En ce sens, l’une des femmes qui m’a le plus touché, c’est Bénédicte Sanson et son combat pour le mentorat. Ou comment chacun au travers ce qu’il a vécu peut transmettre aux autres une expérience unique, une connaissance pour accélérer leur propre chemin. Moi j’ai par exemple beaucoup travaillé sur le chant, le placement de la voix, l’instrument vocal, je les ai démonté comme une horloge et maintenant je peux le transmettre, c’est ce qui me procure le plus de joie.
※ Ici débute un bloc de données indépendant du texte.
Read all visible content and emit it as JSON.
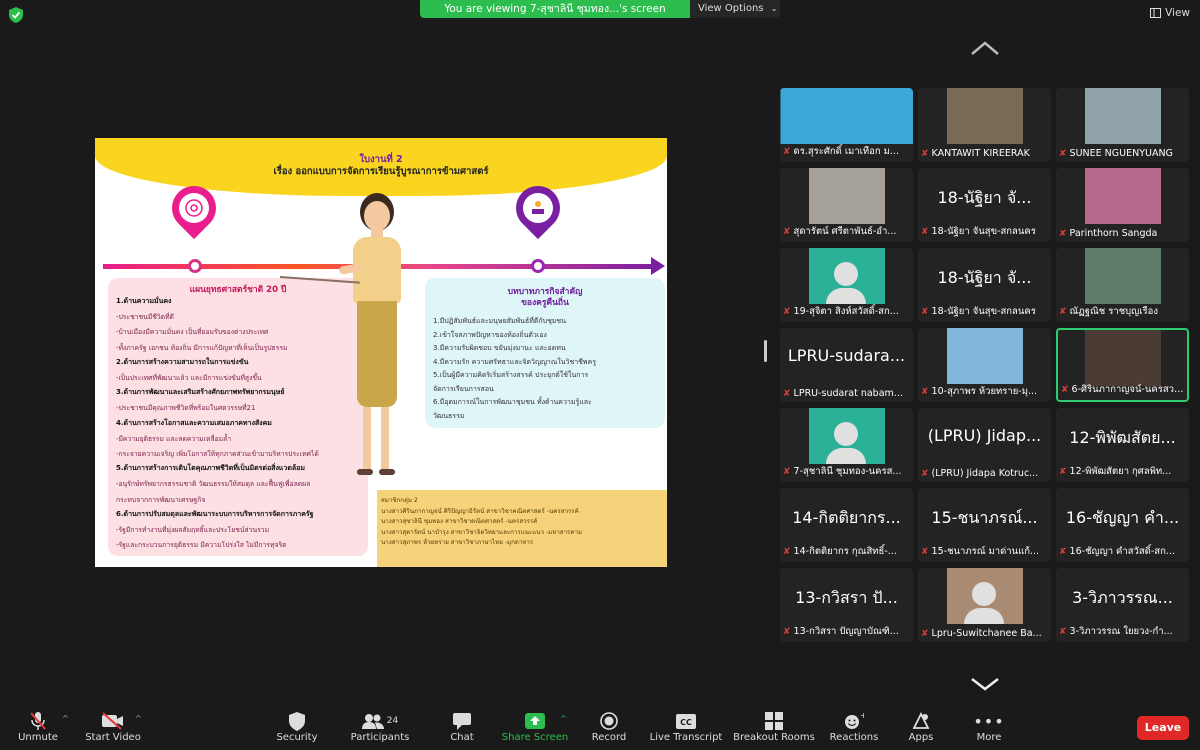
{
  "topbar": {
    "viewing_text": "You are viewing 7-สุชาลินี ชุมทอง...'s screen",
    "view_options": "View Options",
    "view_label": "View"
  },
  "slide": {
    "title1": "ใบงานที่ 2",
    "title2": "เรื่อง ออกแบบการจัดการเรียนรู้บูรณาการข้ามศาสตร์",
    "left_title": "แผนยุทธศาสตร์ชาติ 20 ปี",
    "left_lines": [
      {
        "t": "1.ด้านความมั่นคง",
        "k": "h"
      },
      {
        "t": "-ประชาชนมีชีวิตที่ดี",
        "k": "s"
      },
      {
        "t": "-บ้านเมืองมีความมั่นคง เป็นที่ยอมรับของต่างประเทศ",
        "k": "s"
      },
      {
        "t": "-ทั้งภาครัฐ เอกชน ท้องถิ่น มีการแก้ปัญหาที่เห็นเป็นรูปธรรม",
        "k": "s"
      },
      {
        "t": "2.ด้านการสร้างความสามารถในการแข่งขัน",
        "k": "h"
      },
      {
        "t": "-เป็นประเทศที่พัฒนาแล้ว และมีการแข่งขันที่สูงขึ้น",
        "k": "s"
      },
      {
        "t": "3.ด้านการพัฒนาและเสริมสร้างศักยภาพทรัพยากรมนุษย์",
        "k": "h"
      },
      {
        "t": "-ประชาชนมีคุณภาพชีวิตที่พร้อมในศตวรรษที่21",
        "k": "s"
      },
      {
        "t": "4.ด้านการสร้างโอกาสและความเสมอภาคทางสังคม",
        "k": "h"
      },
      {
        "t": "-มีความยุติธรรม และลดความเหลื่อมล้ำ",
        "k": "s"
      },
      {
        "t": "-กระจายความเจริญ เพิ่มโอกาสให้ทุกภาคส่วนเข้ามาบริหารประเทศได้",
        "k": "s"
      },
      {
        "t": "5.ด้านการสร้างการเติบโตคุณภาพชีวิตที่เป็นมิตรต่อสิ่งแวดล้อม",
        "k": "h"
      },
      {
        "t": "-อนุรักษ์ทรัพยากรธรรมชาติ วัฒนธรรมให้สมดุล และฟื้นฟูเพื่อลดผล",
        "k": "s"
      },
      {
        "t": "กระทบจากการพัฒนาเศรษฐกิจ",
        "k": "s"
      },
      {
        "t": "6.ด้านการปรับสมดุลและพัฒนาระบบการบริหารการจัดการภาครัฐ",
        "k": "h"
      },
      {
        "t": "-รัฐมีการทำงานที่มุ่งผลสัมฤทธิ์และประโยชน์ส่วนรวม",
        "k": "s"
      },
      {
        "t": "-รัฐและกระบวนการยุติธรรม มีความโปร่งใส ไม่มีการทุจริต",
        "k": "s"
      }
    ],
    "right_title1": "บทบาทภารกิจสำคัญ",
    "right_title2": "ของครูคืนถิ่น",
    "right_lines": [
      "1.มีปฏิสัมพันธ์และมนุษยสัมพันธ์ที่ดีกับชุมชน",
      "2.เข้าใจสภาพปัญหาของท้องถิ่นตัวเอง",
      "3.มีความรับผิดชอบ ขยันมุ่งมานะ และอดทน",
      "4.มีความรัก ความศรัทธาและจิตวิญญาณในวิชาชีพครู",
      "5.เป็นผู้มีความคิดริเริ่มสร้างสรรค์ ประยุกต์ใช้ในการ",
      "จัดการเรียนการสอน",
      "6.มีอุดมการณ์ในการพัฒนาชุมชน ทั้งด้านความรู้และ",
      "วัฒนธรรม"
    ],
    "member_lines": [
      "สมาชิกกลุ่ม 2",
      "นางสาวศิรินภากาญจน์ ศิริปัญญาธิรัตน์ สาขาวิชาคณิตศาสตร์ -นครสวรรค์",
      "นางสาวสุชาลินี ชุมทอง สาขาวิชาคณิตศาสตร์ -นครสวรรค์",
      "นางสาวสุดารัตน์ นาบำรุง สาขาวิชาจิตวิทยาและการแนะแนว -มหาสารคาม",
      "นางสาวสุภาพร ห้วยทราย สาขาวิชาภาษาไทย -มุกดาหาร"
    ]
  },
  "gallery": [
    {
      "big": "",
      "label": "ดร.สุระศักดิ์ เมาเทือก ม...",
      "photo": "#3aa9d8",
      "muted": true
    },
    {
      "big": "",
      "label": "KANTAWIT KIREERAK",
      "photo": "#7a6a55",
      "muted": true
    },
    {
      "big": "",
      "label": "SUNEE NGUENYUANG",
      "photo": "#8fa3a9",
      "muted": true
    },
    {
      "big": "",
      "label": "สุดารัตน์ ศรีตาพันธ์-อำ...",
      "photo": "#a5a09a",
      "muted": true
    },
    {
      "big": "18-นัฐิยา จั...",
      "label": "18-นัฐิยา จันสุข-สกลนคร",
      "photo": "",
      "muted": true
    },
    {
      "big": "",
      "label": "Parinthorn Sangda",
      "photo": "#b56a8d",
      "muted": true
    },
    {
      "big": "",
      "label": "19-สุจิตา สิงห์สวัสดิ์-สก...",
      "photo": "#2ab197",
      "muted": true
    },
    {
      "big": "18-นัฐิยา จั...",
      "label": "18-นัฐิยา จันสุข-สกลนคร",
      "photo": "",
      "muted": true
    },
    {
      "big": "",
      "label": "ณัฏฐณิช ราชบุญเรือง",
      "photo": "#5f7e6a",
      "muted": true
    },
    {
      "big": "LPRU-sudara...",
      "label": "LPRU-sudarat nabam...",
      "photo": "",
      "muted": true
    },
    {
      "big": "",
      "label": "10-สุภาพร ห้วยทราย-มุ...",
      "photo": "#7fb6d9",
      "muted": true
    },
    {
      "big": "",
      "label": "6-ศิรินภากาญจน์-นครสวรรค์",
      "photo": "#4a3b35",
      "muted": true
    },
    {
      "big": "",
      "label": "7-สุชาลินี ชุมทอง-นครส...",
      "photo": "#2ab197",
      "muted": true
    },
    {
      "big": "(LPRU) Jidap...",
      "label": "(LPRU) Jidapa Kotruc...",
      "photo": "",
      "muted": true
    },
    {
      "big": "12-พิพัฒสัตย...",
      "label": "12-พิพัฒสัตยา กุศลพิท...",
      "photo": "",
      "muted": true
    },
    {
      "big": "14-กิตติยากร...",
      "label": "14-กิตติยากร กุณสิทธิ์-...",
      "photo": "",
      "muted": true
    },
    {
      "big": "15-ชนาภรณ์...",
      "label": "15-ชนาภรณ์ มาด่านแก้...",
      "photo": "",
      "muted": true
    },
    {
      "big": "16-ชัญญา คำ...",
      "label": "16-ชัญญา คำสวัสดิ์-สก...",
      "photo": "",
      "muted": true
    },
    {
      "big": "13-กวิสรา ปั...",
      "label": "13-กวิสรา ปัญญาบัณฑิ...",
      "photo": "",
      "muted": true
    },
    {
      "big": "",
      "label": "Lpru-Suwitchanee Ba...",
      "photo": "#a98b74",
      "muted": true
    },
    {
      "big": "3-วิภาวรรณ...",
      "label": "3-วิภาวรรณ ใยยวง-กำ...",
      "photo": "",
      "muted": true
    }
  ],
  "toolbar": {
    "unmute": "Unmute",
    "start_video": "Start Video",
    "security": "Security",
    "participants": "Participants",
    "participants_count": "24",
    "chat": "Chat",
    "share_screen": "Share Screen",
    "record": "Record",
    "live_transcript": "Live Transcript",
    "breakout_rooms": "Breakout Rooms",
    "reactions": "Reactions",
    "apps": "Apps",
    "more": "More",
    "leave": "Leave"
  },
  "colors": {
    "banner_green": "#2dbd4e",
    "share_green": "#2dbd4e",
    "leave_red": "#e02828",
    "active_speaker": "#2ecc71"
  }
}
Cette force du mentorat et de la transmission, c’est quelque part la force de Debout Citoyennes : les femmes, par leur capacité plus grande à connecter avec le réel et l’humanité, ont un rôle à jouer pour changer le système actuel ; en partageant une expérience qui les a transformé et qui peut transformer l’autre.

 

Si ce dernier temps de l'interview, c'était toi qui le définissais complètement, de quoi aurais-tu envie de parler ?

 

Ces femmes, comme Solenn Thomas, se battent pour faire changer le système, pour instaurer d’autres relations en entreprises, pour sortir de cette usure psychologique, mais c’est tellement dur… Comment ont fait quand le système est manipulant et aliénant ? Il y a dans la société une prise de conscience qu’il faut se mettre debout, les citoyen.nes ont un rôle à jouer pour entraîner les autres, pour enclencher des mouvements individuels et collectifs, pour répandre cette urgence à sauver ce qui est humain, à sauver ce qui est en danger à cause d’un système de prédation et d’absence de projection sur le futur. 

Alors je repars avec ce chant du futur : le chant est essentiel, tant de gens se l’interdisent alors que chacun a cette voix en soi. Le chant permet d’accoucher de la voix, et faire accoucher quelqu’un de sa voix c’est comme mettre au monde un enfant. Les voix Debout Citoyennes sont aussi cet accouchement.